Factors affecting post-dispersal seed survival in a tropical forest.

Using the subcanopy tree Faramea occidentalis in Panama, I studied post-dispersal seed survival as a function of five characteristics describing seed locations. By simultaneously considering distance from a conspecific adult, size of the nearest conspecific adult, leaf litter quantity, proximity to logs or tree trunks, and whether or not the seed was in a gap, I was able to analyze the influences of individual factors, as well as the interactions among factors. Seed survival was significantly less in treefall gaps than in the forest understory. Seed survival was also influenced by the size of the nearest adult but in a complex interaction with distance to an adult. For seeds beneath adults, survival decreased with increasing tree size, while for seeds away from adults, survival was independent of the size of the nearest conspecific adult. Distance did not directly affect seed survival, nor did the quantity of leaf litter or the proximity to a tree trunk or a log. In a separate analysis, the relationship between distance and seed survival was consistent over four years, suggesting that single cohort studies may provide accurate insights into the consequences of dispersal. In contrast, the spatial locations of surviving seeds were not consistent over the four-year period. Transects with high survival one year did not tend to have high survival in other years, and the locations of surviving seeds in any particular year could not be predicted from the knowledge of where seeds survived in other years. While survival is patchy within a year, the locations of patches shift from year to year.
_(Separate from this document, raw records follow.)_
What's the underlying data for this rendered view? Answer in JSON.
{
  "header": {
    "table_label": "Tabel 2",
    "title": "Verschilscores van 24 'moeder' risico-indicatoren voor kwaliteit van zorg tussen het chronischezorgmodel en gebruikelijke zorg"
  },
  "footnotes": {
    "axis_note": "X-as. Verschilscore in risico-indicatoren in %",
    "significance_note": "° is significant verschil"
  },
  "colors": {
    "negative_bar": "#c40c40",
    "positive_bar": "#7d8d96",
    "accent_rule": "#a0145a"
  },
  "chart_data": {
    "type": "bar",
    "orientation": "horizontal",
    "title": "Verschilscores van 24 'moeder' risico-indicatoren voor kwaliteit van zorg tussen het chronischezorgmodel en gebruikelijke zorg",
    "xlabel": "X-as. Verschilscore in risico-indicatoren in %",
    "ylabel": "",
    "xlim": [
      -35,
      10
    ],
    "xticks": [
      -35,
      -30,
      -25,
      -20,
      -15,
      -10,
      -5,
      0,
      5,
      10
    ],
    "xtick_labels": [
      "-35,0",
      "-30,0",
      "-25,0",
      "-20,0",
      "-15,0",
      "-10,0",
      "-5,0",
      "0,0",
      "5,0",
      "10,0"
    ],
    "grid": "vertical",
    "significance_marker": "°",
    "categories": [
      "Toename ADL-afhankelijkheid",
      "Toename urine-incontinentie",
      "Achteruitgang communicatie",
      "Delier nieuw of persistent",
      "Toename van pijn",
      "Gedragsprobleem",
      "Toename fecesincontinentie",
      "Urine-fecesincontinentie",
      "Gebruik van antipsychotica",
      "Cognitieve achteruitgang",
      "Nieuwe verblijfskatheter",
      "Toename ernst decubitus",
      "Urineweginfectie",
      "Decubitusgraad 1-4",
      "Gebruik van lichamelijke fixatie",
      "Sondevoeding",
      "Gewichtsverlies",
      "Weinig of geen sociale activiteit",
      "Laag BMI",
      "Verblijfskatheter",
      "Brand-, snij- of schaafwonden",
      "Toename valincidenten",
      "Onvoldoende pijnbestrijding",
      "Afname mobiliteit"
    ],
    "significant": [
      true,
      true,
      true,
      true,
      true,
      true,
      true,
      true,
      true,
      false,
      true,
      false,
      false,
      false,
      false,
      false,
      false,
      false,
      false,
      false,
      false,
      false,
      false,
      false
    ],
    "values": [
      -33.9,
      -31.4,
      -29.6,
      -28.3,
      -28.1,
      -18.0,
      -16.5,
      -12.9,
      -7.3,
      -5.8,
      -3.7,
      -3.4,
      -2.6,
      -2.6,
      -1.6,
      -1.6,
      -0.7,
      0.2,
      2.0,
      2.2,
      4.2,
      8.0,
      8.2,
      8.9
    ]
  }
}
Azteca protection of Cecropia: ant occupation benefits juvenile trees.

In this 15 month investigation I experimentally demonstrated that sapling Cecropia aff. obtusifolia in lowland western Ecuador grow more vigorously when occupied by the ant Azteca constructor than when the ants have been removed. Thus the interaction is directly beneficial to Cecropia juveniles. The difference in growth is associated with differences in herbivory and vine cover. Removal of ants significantly increases nocturnal Coleoptera herbivory on unoccupied plants. In contrast to the influence on beetle numbers, Azteca are ineffective against Homoptera and cecidomyiid gall flies. Although ant-occupied saplings had less chewing herbivore damage throughout the study, the ants were more effective protectors in the dry season than in the rainy season, when herbivore pressure increased. In addition to reducing herbivory, Azteca efficiently remove vines from occupied saplings.